To start off the spreadsheet calculates the mean and standard deviation across each hour’s measurements. Regardless of the actual voltages the eight modules have, the average of those voltages must be the same, right? One way we will eventually look at the measurement error over time will be by looking at how that average moves around. Because we have eight modules, we can also calculate a standard deviation across these eight. But be careful that you understand what this is. There are two components of variability in this standard deviation, only one of which relates to gauge variability. There is some measurement error as I take a reading for each one, but there is also the fact that the eight modules are producing somewhat different voltages from each other as well. Even if there were no measurement error, we still would calculate a standard deviation due to the part differences. This second variance component is of no interest to us for the MSA, but we had better not forget about it as we go forward.

Figure 1: Worksheet calculations

First, we need some validation that we can use the numbers. If the measurement process is in control, then the measurements for each part over time should be in control. So we take a look at each part on an individuals chart (the limit comes from the moving ranges, which I leave out of sight for this example). In order for the moving range to relate to the dispersion, we want to check normality for all the parts:

Figure 2: Normality tests for the eight modules—output from MVP stats

With a sample size of 25 we probably are going to rely on the skewness and kurtosis indices, and they allow us to assume the variability is distributed normally. So let’s take a look at those individual charts on all the parts.

Figure 3: Individuals charts for each part through time—limits from the moving range

We do see a point outside the lower control limit on part 4 and a larger than expected moving range on part 7 (both of which we would have investigated once the long-term study was in place). But two out of 200 observations is well within what we would expect with Type I error rate of 0.0027 (the rate you get a point out of the ±3σ control limits due to chance and chance alone) so I am comfortable saying that, so far, the gauge looks stable with respect to location. If a particular part became damaged at some point, or was a lot more difficult to read than another part, it should show up on these charts.

While individual charts are really useful, they have their weaknesses, one of which is a lack of sensitivity to pretty big shifts in the mean. Thankfully, we have those means we calculated back in the worksheet calcul figure 1 to increase the sensitivity to a global shift in the average. Remember how the standard deviation across the parts has two components of variability? That is why we can’t just do an X-bar and an s chart using the usual limits—that “s” is inflated due to the part-to-part differences and will give us limits on the mean and the s chart that are too large. We get around this by recalling that we can plot any statistic on an individuals chart—though we may have to adjust the limits for the shape of the distribution. We are in good shape (pun intended) to use the individuals chart for our means, because due to the central limit theorem, those 25 averages of eight modules will tend to be distributed normally, and therefore the moving range of the means will relate to the dispersion of the means.

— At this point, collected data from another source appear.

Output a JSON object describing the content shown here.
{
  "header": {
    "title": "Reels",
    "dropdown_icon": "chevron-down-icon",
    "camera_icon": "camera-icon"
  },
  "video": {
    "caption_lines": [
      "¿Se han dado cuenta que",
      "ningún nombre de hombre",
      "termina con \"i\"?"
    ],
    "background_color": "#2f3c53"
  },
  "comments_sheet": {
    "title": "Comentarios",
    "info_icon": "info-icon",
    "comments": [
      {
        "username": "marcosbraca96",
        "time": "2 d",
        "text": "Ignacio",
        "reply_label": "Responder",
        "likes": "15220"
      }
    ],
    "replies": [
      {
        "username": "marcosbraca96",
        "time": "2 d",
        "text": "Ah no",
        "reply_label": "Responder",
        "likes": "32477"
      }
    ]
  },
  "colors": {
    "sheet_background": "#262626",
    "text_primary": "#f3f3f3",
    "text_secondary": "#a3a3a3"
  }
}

Figure 4: Means as individuals control chart—limits from the moving range

Figure 4 further supports our notion that the location measurements are stable through time. If there were some sort of a shift across many or all the parts, it would show up here, so actions such as a recalibration, retaring, or dropping the gauge on the floor would show up on this chart. Due to the central limit theorem, this chart will be far more sensitive to shifts in the average than the individuals charts on each part.

We also know that control for continuous data isn't assessed by just looking at the average—we need to look at that dispersion as well. Using the same trick as with the means, we will plot the standard deviations (extra component of variability and all) on an individuals chart. If the measurement error is normal and the same for every part, then regardless of the actual voltages the standard deviations across the parts ought to be distributed close to (though not exactly) normal. (Again, this is different than the random sampling distribution of the standard deviation, which would be very clearly positively skewed.)

The upshot is that we plot the standard deviations on an individuals chart with limits from the moving ranges as well.

Figure 5: Standard deviations across eight parts plotted as individuals—limits from the moving range

Here we have one point outside of the limits, which if we were up and running with the chart, we would have reacted to by investigating. Because the measurements are already done, I am going to continue watching that control chart very closely and any statement about control is going to be provisional. The types of events that would show up here would be if there was a global change in the dispersion of the measurements—perhaps a control circuit going bad or a change in the standard operating procedure.

As with the short-term study, we also want to keep an eye on the relationship between the average measurement and the variation of the readings. We want to see no correlation between them—if we do, then the error of the measurement changes with the magnitude of what you are measuring, and so your ability to correctly classify as conforming or not changes too. We will check that with a correlation between the mean and standard deviation.

Figure 6: Correlation between magnitude (mean) and variation (standard deviation) 

We only have eight points because we only have eight different parts. Normally, we won’t do correlations on such few points, but we would have already tested this with the short-term study. (Which you DID do, right?) This is just to make sure nothing really big changed. This correlation is not significant, so we can check that off our list.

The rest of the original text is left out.